The decision of the workers’ compensation review board is affirmed.

In this opinion the other judges concurred.

The plaintiff raises three arguments related to the commissioner’s findings of fact. Specifically, she argues that the decision of the commissioner should be reversed because (1) if includes findings unsupported by the facts, (2) the commissioner failed to include uneontroverted material facts in the finding and (3) the commissioner made inferences inconsistent with subordinate facts, and, therefore, the conclusions of the commissioner cannot stand. These issues will be considered together in part IV of the opinion.

The plaintiff also produced documentary evidence, including medical records of the decedent and testimony from several other nonexpert witnesses.

Kosten is a professor of psychiatry and the director of the division of substance abuse at Yale University.

Witte testified as follows during her voir dire examination: “Clinically, [suicide is] something that I have to deal with all the time. I see depressed patients. I see substance abusing patients. I see chronic pain patients. It’s something that—I deal with suicide crises on a weekly basis. It’s something I have extensive clinical experience with as a result of the patient populations I see.”

The decedent was admitted at different times in his life to the Stonehaven detoxification facility, Park City Hospital and the Elmcrest Psychiatric Institute.

In 1987, the decedent learned that his son had cancer.

Specifically, the decision states that “[t]he issues in this case are (a) whether [the decedent’s] compensable injury to his back and neck of July 24, 1987, and the alleged sequelae of that accident, including cervical and lumbar spine fusions, alleged chronic pain and depression were substantial contributing factors in [the decedent’s] death by suicide on September 28, 1993; and (b) whether the [plaintiff], Jeanine Dixon, [the decedent’s] dependent widow, is entitled to death benefits that flow therefrom. ” (Emphasis added.)

In reaching this conclusion, we are aware of the commissioner’s further statement that “the evidence presented also failed to establish by a preponderance of evidence that but for his work-related injury [the decedent] would not have committed suicide . . . .” This statement is consistent with Wilder v. Russell Library Co., 107 Conn. 56, 139 A. 644 (1927), in which our Supreme Court considered the factors for the commissioner to consider in determining whether a suicide is compensable.

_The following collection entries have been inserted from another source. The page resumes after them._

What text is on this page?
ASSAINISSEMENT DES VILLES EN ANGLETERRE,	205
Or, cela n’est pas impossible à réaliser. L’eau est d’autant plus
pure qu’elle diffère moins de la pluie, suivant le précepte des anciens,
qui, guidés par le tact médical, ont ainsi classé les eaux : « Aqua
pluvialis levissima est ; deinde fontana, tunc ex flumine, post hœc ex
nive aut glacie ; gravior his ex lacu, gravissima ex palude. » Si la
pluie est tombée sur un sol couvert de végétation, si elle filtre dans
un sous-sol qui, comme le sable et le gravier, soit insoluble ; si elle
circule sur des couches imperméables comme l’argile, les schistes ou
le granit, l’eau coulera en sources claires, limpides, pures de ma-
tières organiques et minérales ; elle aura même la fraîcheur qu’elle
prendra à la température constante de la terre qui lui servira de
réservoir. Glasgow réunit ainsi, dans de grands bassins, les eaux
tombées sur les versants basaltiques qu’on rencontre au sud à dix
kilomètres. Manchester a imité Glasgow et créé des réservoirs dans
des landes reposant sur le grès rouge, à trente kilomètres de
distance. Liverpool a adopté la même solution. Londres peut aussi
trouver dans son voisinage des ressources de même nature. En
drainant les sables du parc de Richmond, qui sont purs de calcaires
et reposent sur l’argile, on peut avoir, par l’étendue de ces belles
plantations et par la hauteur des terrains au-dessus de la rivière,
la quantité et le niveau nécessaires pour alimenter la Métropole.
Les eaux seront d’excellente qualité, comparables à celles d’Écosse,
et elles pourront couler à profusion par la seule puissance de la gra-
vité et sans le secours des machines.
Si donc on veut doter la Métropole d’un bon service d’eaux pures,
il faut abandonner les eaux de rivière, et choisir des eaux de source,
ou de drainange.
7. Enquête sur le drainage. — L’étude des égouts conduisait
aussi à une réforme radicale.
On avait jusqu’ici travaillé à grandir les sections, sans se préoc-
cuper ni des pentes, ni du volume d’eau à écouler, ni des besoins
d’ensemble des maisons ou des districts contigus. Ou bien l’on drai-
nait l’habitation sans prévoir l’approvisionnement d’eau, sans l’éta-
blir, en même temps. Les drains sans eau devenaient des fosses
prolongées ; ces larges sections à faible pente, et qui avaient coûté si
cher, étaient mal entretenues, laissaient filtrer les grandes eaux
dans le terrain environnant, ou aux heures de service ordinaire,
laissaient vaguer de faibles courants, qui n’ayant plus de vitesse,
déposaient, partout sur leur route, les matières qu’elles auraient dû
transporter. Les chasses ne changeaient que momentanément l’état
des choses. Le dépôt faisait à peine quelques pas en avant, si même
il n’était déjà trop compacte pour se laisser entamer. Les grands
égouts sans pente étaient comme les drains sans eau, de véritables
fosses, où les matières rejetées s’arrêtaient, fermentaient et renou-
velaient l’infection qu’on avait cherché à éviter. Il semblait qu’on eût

The court in Wilder stated that “[w]here such a claim is made, a commissioner must give careful consideration to all the circumstances in evidence before him, not merely those surrounding the employment, but also those which have to do with any hereditary predisposition to mental disorder on *62the part of the employee, with his personal characteristics, and with his conditions of life outside the employment. Compensation is not to be awarded unless it is properly found that the insanity is traceable to the employment or its conditions as the direct causal agency which produced it, and that, had it not been for that employment or those conditions, it would not have occurred.” Id., 62.

We conclude that although the commissioner referred to the Wilder “but for” test, when the decision is read as a whole, the standard that the commissioner actually applied was the substantial contributing factor test.